Avusturya’daki maçlarda değil galibiyet, gol dahi atılamadı. Savunma evlere şenlik. Takımın en tecrübeli isimlerinden Vida’nın bireysel hataları dikkat çekiciydi. Avcı sistemine adaptasyonun sıkıntıları olarak bakılabilir alınan sonuçlara. Ama 4 maçtaki kaba tablo şu: Çok rahat gol yiyen ve gol pozisyonu üretemeyen bir Beşiktaş... Skorlar önemli değil, fakat Avcı’nın eli de henüz takıma değmiş görünmüyor. Hazırlık kampında mesafe alınamamasının temel nedeni de sakat oyuncuların çokluğuydu. Çoğu as oyuncu olmak üzere 10’dan fazla sakatlık yaşandı. Bu konuda şaşırdığımı belirtmek isterim. Bilimsel verilere önem veren Avcı, illa ki her oyuncunun verilerine baktı. Peki buna rağmen bu kadar sakatlık neden yaşandı? Sakatlıkların büyük bölümü adaleye bağlı. Bu durumda şu seçenekler var: ·
1-Avcı’nın yükleme modeli ve uyguladığı doz sakatlıklara neden oldu.

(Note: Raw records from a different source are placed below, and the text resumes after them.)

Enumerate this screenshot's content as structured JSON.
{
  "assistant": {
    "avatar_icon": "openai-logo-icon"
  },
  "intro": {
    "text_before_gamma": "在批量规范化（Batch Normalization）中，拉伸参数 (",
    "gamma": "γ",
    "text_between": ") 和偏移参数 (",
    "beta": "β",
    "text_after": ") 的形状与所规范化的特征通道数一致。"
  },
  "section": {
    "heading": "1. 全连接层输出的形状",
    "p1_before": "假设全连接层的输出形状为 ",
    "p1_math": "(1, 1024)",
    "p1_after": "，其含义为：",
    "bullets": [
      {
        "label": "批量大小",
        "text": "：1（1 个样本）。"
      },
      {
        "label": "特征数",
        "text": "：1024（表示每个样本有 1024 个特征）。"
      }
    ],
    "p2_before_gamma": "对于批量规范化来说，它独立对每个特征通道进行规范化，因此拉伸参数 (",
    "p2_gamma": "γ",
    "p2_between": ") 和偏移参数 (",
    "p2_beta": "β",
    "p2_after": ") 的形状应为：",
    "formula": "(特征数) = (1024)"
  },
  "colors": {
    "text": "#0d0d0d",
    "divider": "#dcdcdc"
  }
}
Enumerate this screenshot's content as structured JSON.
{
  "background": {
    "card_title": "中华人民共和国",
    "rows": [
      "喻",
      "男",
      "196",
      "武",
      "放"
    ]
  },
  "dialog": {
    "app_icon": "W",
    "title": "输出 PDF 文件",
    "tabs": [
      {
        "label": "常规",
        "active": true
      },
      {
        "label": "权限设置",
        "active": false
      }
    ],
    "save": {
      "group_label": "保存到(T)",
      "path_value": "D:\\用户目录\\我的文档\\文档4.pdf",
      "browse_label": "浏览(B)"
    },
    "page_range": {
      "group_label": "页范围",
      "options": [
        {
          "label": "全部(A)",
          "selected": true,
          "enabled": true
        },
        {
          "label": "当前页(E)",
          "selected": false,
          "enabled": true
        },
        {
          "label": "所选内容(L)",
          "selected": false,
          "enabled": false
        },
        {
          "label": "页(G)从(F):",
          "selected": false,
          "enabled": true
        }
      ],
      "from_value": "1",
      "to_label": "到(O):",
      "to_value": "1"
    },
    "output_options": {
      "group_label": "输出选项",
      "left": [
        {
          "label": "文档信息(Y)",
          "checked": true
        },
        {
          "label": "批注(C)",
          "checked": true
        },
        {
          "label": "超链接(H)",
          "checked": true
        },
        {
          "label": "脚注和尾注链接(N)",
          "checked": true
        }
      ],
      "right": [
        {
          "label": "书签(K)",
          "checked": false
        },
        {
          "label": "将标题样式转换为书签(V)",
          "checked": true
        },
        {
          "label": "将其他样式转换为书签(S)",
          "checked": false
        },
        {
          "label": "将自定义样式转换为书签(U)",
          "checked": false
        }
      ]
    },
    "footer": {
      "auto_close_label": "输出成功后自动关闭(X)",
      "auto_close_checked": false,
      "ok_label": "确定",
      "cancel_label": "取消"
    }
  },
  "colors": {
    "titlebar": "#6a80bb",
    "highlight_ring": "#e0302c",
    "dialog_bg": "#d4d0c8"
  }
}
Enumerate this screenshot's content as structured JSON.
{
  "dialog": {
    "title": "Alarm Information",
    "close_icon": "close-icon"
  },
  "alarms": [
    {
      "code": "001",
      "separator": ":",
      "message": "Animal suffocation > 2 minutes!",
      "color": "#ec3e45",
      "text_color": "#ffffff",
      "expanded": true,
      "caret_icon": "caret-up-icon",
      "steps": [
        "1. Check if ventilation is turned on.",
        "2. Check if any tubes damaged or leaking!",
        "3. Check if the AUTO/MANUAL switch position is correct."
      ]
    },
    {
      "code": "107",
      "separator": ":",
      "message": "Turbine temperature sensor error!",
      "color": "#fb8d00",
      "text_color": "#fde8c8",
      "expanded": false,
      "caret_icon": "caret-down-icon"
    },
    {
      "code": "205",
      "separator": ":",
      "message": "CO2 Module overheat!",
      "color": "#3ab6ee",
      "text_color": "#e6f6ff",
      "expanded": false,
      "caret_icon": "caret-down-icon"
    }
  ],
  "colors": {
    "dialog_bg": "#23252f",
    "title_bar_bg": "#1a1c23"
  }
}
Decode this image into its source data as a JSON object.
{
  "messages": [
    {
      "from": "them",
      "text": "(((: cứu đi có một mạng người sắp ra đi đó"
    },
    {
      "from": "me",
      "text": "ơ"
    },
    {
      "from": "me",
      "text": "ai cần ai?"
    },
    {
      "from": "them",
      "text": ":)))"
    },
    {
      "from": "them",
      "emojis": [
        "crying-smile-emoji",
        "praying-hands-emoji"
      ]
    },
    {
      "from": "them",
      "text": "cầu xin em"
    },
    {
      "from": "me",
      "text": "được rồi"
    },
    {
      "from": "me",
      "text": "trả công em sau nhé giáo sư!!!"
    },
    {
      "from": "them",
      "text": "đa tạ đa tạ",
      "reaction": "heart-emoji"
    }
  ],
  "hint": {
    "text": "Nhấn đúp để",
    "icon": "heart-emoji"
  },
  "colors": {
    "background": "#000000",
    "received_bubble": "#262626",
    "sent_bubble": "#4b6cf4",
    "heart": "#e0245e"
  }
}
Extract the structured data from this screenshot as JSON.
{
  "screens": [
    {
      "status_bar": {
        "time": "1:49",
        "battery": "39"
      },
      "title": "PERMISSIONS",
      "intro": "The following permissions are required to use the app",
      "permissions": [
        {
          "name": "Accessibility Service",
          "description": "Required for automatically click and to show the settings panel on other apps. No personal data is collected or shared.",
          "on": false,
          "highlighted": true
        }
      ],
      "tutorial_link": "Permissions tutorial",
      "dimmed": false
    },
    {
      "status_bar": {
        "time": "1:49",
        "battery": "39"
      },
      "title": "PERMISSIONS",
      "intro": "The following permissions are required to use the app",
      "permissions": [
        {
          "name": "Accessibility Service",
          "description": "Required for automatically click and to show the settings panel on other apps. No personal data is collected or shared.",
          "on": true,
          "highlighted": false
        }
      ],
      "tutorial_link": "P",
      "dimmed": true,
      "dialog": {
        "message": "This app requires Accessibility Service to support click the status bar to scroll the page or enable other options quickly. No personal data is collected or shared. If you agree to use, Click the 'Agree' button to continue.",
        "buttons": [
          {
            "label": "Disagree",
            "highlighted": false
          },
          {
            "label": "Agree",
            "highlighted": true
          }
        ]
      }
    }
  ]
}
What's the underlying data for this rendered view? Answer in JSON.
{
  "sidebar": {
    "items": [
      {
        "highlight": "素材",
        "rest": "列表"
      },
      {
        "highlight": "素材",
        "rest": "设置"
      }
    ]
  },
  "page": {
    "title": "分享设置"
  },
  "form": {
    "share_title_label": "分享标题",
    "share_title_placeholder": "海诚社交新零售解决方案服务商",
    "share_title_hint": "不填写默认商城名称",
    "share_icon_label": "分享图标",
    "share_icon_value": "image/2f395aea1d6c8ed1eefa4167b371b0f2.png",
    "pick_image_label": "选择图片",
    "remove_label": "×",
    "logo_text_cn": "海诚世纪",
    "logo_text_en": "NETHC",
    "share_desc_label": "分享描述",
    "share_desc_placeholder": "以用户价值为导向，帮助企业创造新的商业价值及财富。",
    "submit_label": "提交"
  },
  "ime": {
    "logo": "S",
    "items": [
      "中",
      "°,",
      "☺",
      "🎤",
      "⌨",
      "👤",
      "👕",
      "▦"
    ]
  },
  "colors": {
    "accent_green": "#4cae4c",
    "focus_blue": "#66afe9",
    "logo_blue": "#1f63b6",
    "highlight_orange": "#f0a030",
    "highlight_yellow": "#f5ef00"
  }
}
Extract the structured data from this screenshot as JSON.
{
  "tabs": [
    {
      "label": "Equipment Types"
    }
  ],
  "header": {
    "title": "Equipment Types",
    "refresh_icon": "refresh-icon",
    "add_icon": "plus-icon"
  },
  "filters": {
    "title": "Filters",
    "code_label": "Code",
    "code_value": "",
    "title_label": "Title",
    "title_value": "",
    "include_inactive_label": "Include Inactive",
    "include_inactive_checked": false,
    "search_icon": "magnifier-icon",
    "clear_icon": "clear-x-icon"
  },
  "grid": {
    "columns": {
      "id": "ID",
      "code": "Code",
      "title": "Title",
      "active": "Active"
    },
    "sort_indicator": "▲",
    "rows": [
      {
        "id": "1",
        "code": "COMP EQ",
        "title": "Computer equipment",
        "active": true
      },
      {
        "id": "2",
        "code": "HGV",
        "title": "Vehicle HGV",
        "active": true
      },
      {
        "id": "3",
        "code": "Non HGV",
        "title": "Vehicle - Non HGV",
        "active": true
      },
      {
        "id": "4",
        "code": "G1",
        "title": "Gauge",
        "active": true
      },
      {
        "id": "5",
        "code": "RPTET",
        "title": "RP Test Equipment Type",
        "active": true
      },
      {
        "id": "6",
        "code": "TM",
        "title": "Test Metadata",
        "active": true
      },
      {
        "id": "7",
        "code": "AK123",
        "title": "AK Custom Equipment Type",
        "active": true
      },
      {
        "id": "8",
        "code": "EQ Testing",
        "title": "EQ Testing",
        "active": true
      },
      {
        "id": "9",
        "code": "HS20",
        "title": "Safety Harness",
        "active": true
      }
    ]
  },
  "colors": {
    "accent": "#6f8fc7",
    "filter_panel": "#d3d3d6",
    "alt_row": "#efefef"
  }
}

2-Şenol Güneş, bu takıma çok fazla yükleme yapmıyordu.
3-Maç günü dahi idman yapılması oyuncuları zorladı.
4-Oyuncular bireysel olarak kendilerine iyi bakmıyor. Sakatlık mevzusuna Avcı bugün düzenleyeceği basın toplantısında mutlaka açıklık getirecektir. Bence daha önce genel bir bilgilendirme yapmalıydı. Böylece spekülasyonların da önüne geçilirdi. Şeffaflık zayıflık değil, güçtür.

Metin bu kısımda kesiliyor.